South Carolina amends apportionment and combined reporting laws

On March 11, 2024, South Carolina Gov. Henry McMaster signed Senate Bill 298, amending the state’s alternative apportionment statute. The primary objective of the amendment is to provide clear guidance as to when the South Carolina Department of Revenue may require a taxpayer to file a corporate income tax return on a combined reporting basis. Specifically, Senate Bill 298 provides guidance for when the department may 1) adjust a taxpayer’s net income based on a review of intercompany transactions and/or 2) require a taxpayer to file a combined return. The amendment identifies circumstances as to how and when the department must provide notice to a taxpayer regarding adjustments or forced combinations, and also sets forth protest procedures so a taxpayer can appeal the department’s decisions. The legislation was unanimously approved by both chambers of the state legislature and is effective immediately for all open tax periods, except for assessments currently under judicial review. 


Prior law

South Carolina Code Section 12-6-2320(A) provides that if application of the statutory apportionment method did not fairly represent a taxpayer’s business activities in the state, the department could require, or the taxpayer could petition for, the use of an alternative apportionment method. There were no clear guidelines for circumstances in which the department could require the use of an alternative method and the statute also did not provide procedures for contesting the department’s decision to require the use of an alternative method. In practice, the department often relied on section 12-6-2320(A) to assert forced combination on taxpayers as opposed to separate company reporting that is the default filing methodology in the state.  

New procedures

Senate Bill 298 amends section 12-6-2320(B) of the alternative apportionment statute to include general principles for when the department may require the use of an alternative apportionment method. While the department may continue to use alternative apportionment to make adjustments to taxpayers’ taxable income, the amended law provides standards for determining when such adjustments are appropriate, and also requires the department to meet a burden of proof in order to require an alternative apportionment method.

Intercompany transactions

The department may require additional information regarding intercompany transactions it believes do not have economic substance or are not at fair market value (FMV) to support that the taxpayer has accurately calculated business income attributable to South Carolina. Once the taxpayer provides the requested information, the department will analyze whether the intercompany transactions have economic substance under specific rules provided by the bill or are measured at FMV under IRC section 482. If the department concludes that the transactions lack economic substance or were not measured at FMV, it may require the taxpayer to add back or eliminate the transactions from the taxpayer’s South Carolina net income.

Forced combination

The department may require the taxpayer to file a combined return including its affiliated members to the extent it finds that adjustments to intercompany transactions are not sufficient to fairly represent the taxpayer’s activities in the state.
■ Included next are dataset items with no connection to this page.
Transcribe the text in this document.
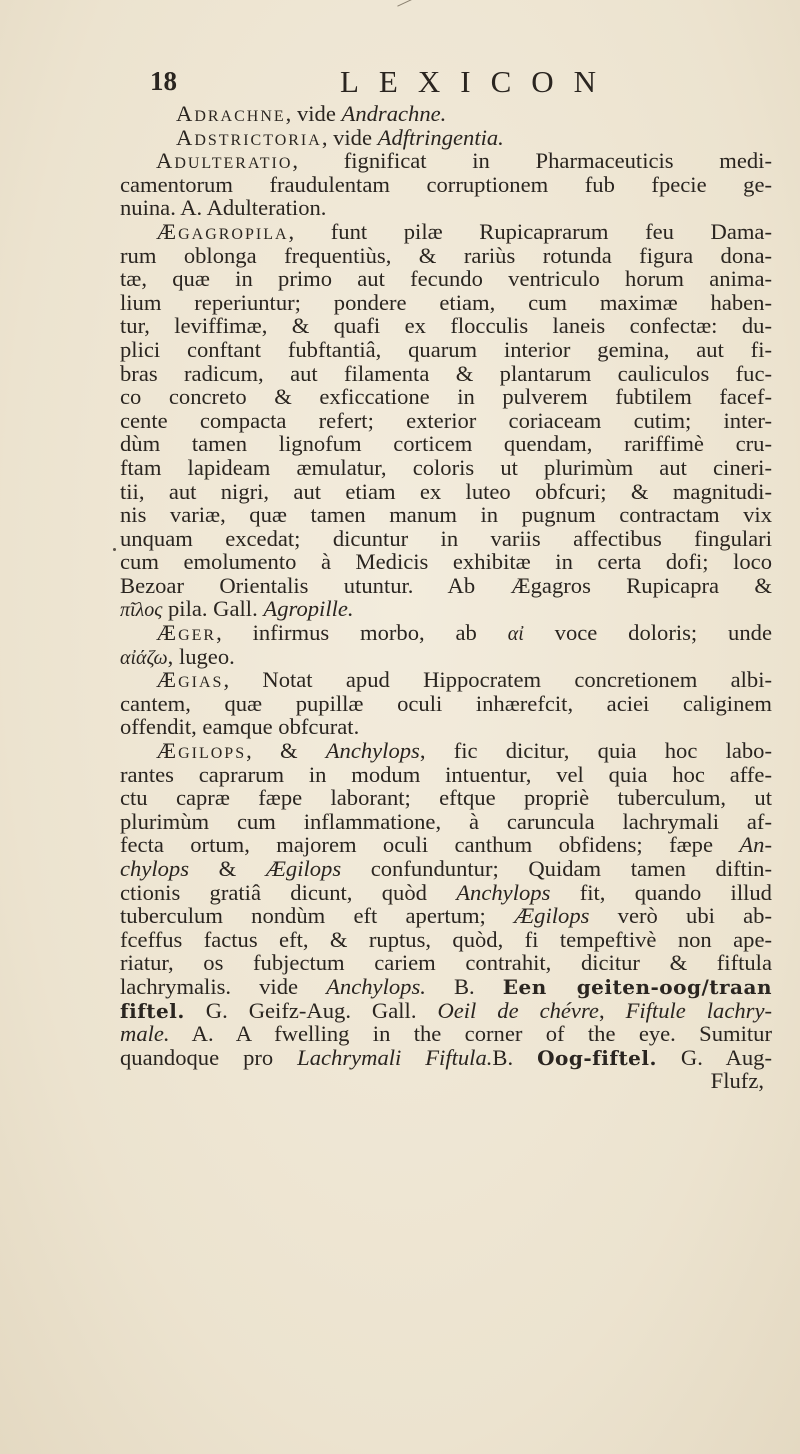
18	LEXICON
Adrachne, vide Andrachne.
Adstrictoria, vide Adftringentia.
Adulteratio, fignificat in Pharmaceuticis medi-
camentorum fraudulentam corruptionem fub fpecie ge-
nuina. A. Adulteration.
Ægagropila, funt pilæ Rupicaprarum feu Dama-
rum oblonga frequentiùs, & rariùs rotunda figura dona-
tæ, quæ in primo aut fecundo ventriculo horum anima-
lium reperiuntur; pondere etiam, cum maximæ haben-
tur, leviffimæ, & quafi ex flocculis laneis confectæ: du-
plici conftant fubftantiâ, quarum interior gemina, aut fi-
bras radicum, aut filamenta & plantarum cauliculos fuc-
co concreto & exficcatione in pulverem fubtilem facef-
cente compacta refert; exterior coriaceam cutim; inter-
dùm tamen lignofum corticem quendam, rariffimè cru-
ftam lapideam æmulatur, coloris ut plurimùm aut cineri-
tii, aut nigri, aut etiam ex luteo obfcuri; & magnitudi-
nis variæ, quæ tamen manum in pugnum contractam vix
unquam excedat; dicuntur in variis affectibus fingulari
cum emolumento à Medicis exhibitæ in certa dofi; loco
Bezoar Orientalis utuntur. Ab Ægagros Rupicapra &
πῖλος pila. Gall. Agropille.
Æger, infirmus morbo, ab αἰ voce doloris; unde
αἰάζω, lugeo.
Ægias, Notat apud Hippocratem concretionem albi-
cantem, quæ pupillæ oculi inhærefcit, aciei caliginem
offendit, eamque obfcurat.
Ægilops, & Anchylops, fic dicitur, quia hoc labo-
rantes caprarum in modum intuentur, vel quia hoc affe-
ctu capræ fæpe laborant; eftque propriè tuberculum, ut
plurimùm cum inflammatione, à caruncula lachrymali af-
fecta ortum, majorem oculi canthum obfidens; fæpe An-
chylops & Ægilops confunduntur; Quidam tamen diftin-
ctionis gratiâ dicunt, quòd Anchylops fit, quando illud
tuberculum nondùm eft apertum; Ægilops verò ubi ab-
fceffus factus eft, & ruptus, quòd, fi tempeftivè non ape-
riatur, os fubjectum cariem contrahit, dicitur & fiftula
lachrymalis. vide Anchylops. B. Een geiten-oog/traan
fiftel. G. Geifz-Aug. Gall. Oeil de chévre, Fiftule lachry-
male. A. A fwelling in the corner of the eye. Sumitur
quandoque pro Lachrymali Fiftula.B. Oog-fiftel. G. Aug-
Flufz,
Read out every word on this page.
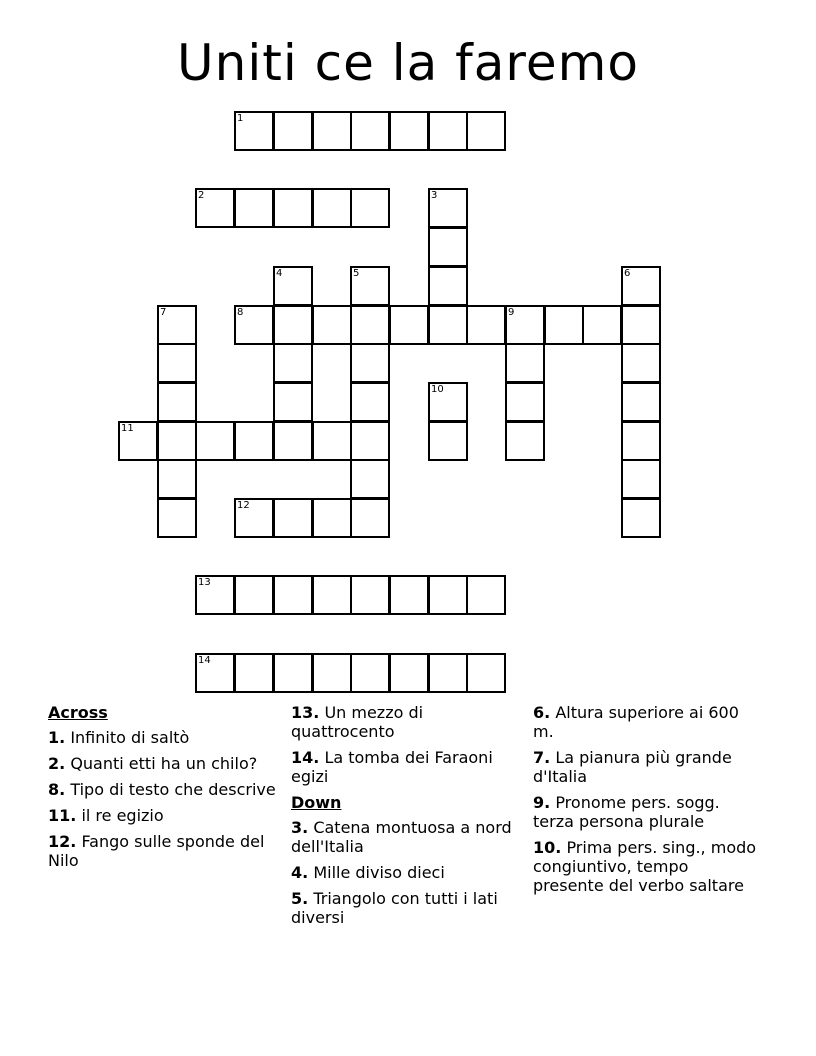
Uniti ce la faremo
1
2	3
4	5	6
7	8	9
10
11
12
13
14
Across
1. Infinito di saltò
2. Quanti etti ha un chilo?
8. Tipo di testo che descrive
11. il re egizio
12. Fango sulle sponde del Nilo
13. Un mezzo di quattrocento
14. La tomba dei Faraoni egizi
Down
3. Catena montuosa a nord dell'Italia
4. Mille diviso dieci
5. Triangolo con tutti i lati diversi
6. Altura superiore ai 600 m.
7. La pianura più grande d'Italia
9. Pronome pers. sogg. terza persona plurale
10. Prima pers. sing., modo congiuntivo, tempo presente del verbo saltare
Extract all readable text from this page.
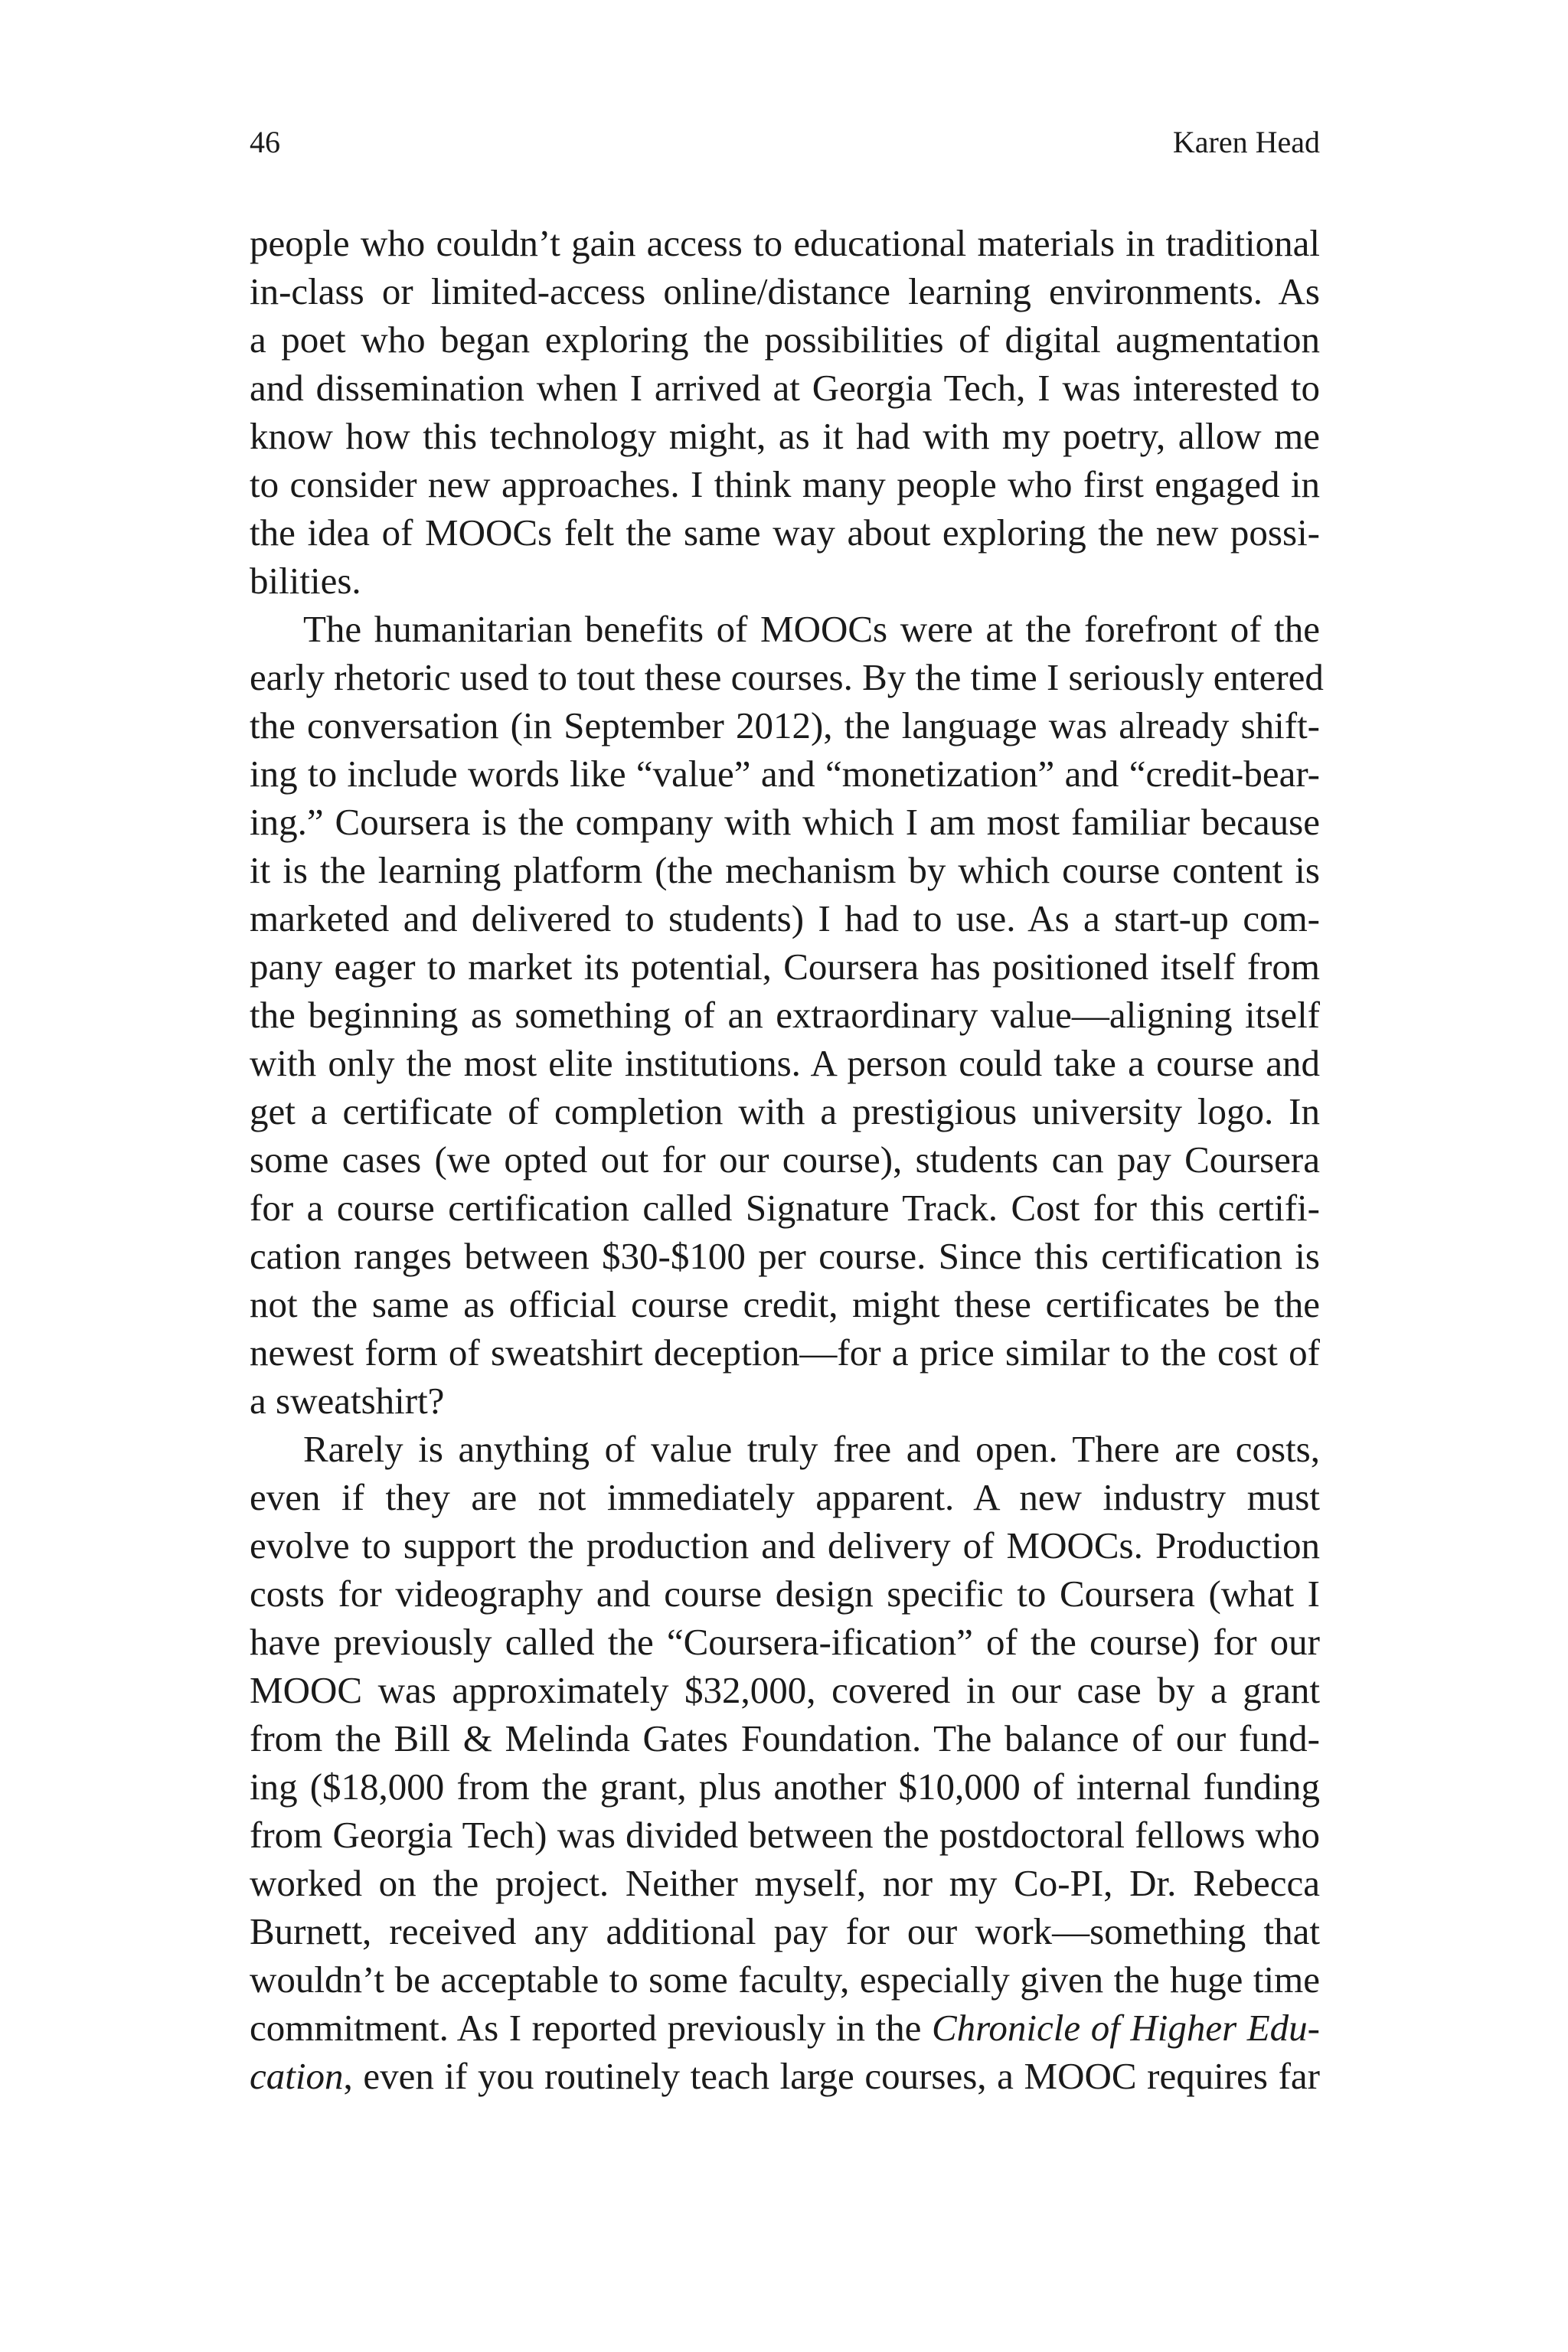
46	Karen Head
people who couldn’t gain access to educational materials in traditional
in-class or limited-access online/distance learning environments. As
a poet who began exploring the possibilities of digital augmentation
and dissemination when I arrived at Georgia Tech, I was interested to
know how this technology might, as it had with my poetry, allow me
to consider new approaches. I think many people who first engaged in
the idea of MOOCs felt the same way about exploring the new possi-
bilities.
The humanitarian benefits of MOOCs were at the forefront of the
early rhetoric used to tout these courses. By the time I seriously entered
the conversation (in September 2012), the language was already shift-
ing to include words like “value” and “monetization” and “credit-bear-
ing.” Coursera is the company with which I am most familiar because
it is the learning platform (the mechanism by which course content is
marketed and delivered to students) I had to use. As a start-up com-
pany eager to market its potential, Coursera has positioned itself from
the beginning as something of an extraordinary value—aligning itself
with only the most elite institutions. A person could take a course and
get a certificate of completion with a prestigious university logo. In
some cases (we opted out for our course), students can pay Coursera
for a course certification called Signature Track. Cost for this certifi-
cation ranges between $30-$100 per course. Since this certification is
not the same as official course credit, might these certificates be the
newest form of sweatshirt deception—for a price similar to the cost of
a sweatshirt?
Rarely is anything of value truly free and open. There are costs,
even if they are not immediately apparent. A new industry must
evolve to support the production and delivery of MOOCs. Production
costs for videography and course design specific to Coursera (what I
have previously called the “Coursera-ification” of the course) for our
MOOC was approximately $32,000, covered in our case by a grant
from the Bill & Melinda Gates Foundation. The balance of our fund-
ing ($18,000 from the grant, plus another $10,000 of internal funding
from Georgia Tech) was divided between the postdoctoral fellows who
worked on the project. Neither myself, nor my Co-PI, Dr. Rebecca
Burnett, received any additional pay for our work—something that
wouldn’t be acceptable to some faculty, especially given the huge time
commitment. As I reported previously in the Chronicle of Higher Edu-
cation, even if you routinely teach large courses, a MOOC requires far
The department can require the combined return even if the affiliated members do not have business connections to South Carolina. However, the taxpayer or the department may propose that only certain affiliated members be included with the consent of the taxpayer.

The statute explicitly excludes certain entities from the filing of a combined return, such as: 1) certain insurance companies; 2) taxpayers who do not file a federal return; 3) entities exempt under IRC section 501; 4) foreign taxpayers; 5) taxpayers who derive at least 80% of their gross income from foreign business income under IRC section 861(c)(1)(B); and 6) entities not taxable under section 12-6-530 (the state’s corporate income tax). Taxpayers and any affiliated members included in the combined return must apportion their state net income by use of an apportionment formula that fairly represents the extent of the taxpayer’s business activity in South Carolina.

Administration

The department must send written notice to the taxpayer when requesting information regarding intercompany transactions or determines a combined return is required. The taxpayer has 90 days from the date of the notice to provide the information or file the combined return. If the department ultimately makes an adjustment to net income or requires combined reporting under this subsection, it must provide a written statement, including facts and rationale, supporting its determination that  the taxpayer’s business activities were not accurately represented by use of the statutory method. The taxpayer may appeal the department’s determination to the South Carolina Administrative Law Court.

Takeaways

Senate Bill 298 is a significant change to the state’s alternative apportionment procedures providing both clearer guidance and transparency regarding the department’s ability to require a taxpayer to use an alternative apportionment method.

The amended statute is effective immediately to all open years, including taxpayers currently under audit or under the department’s appeal process. However, the law does not apply to assessments currently under judicial review by a South Carolina court.

South Carolina taxpayers with questions about this new law should consult with their state and local tax advisers.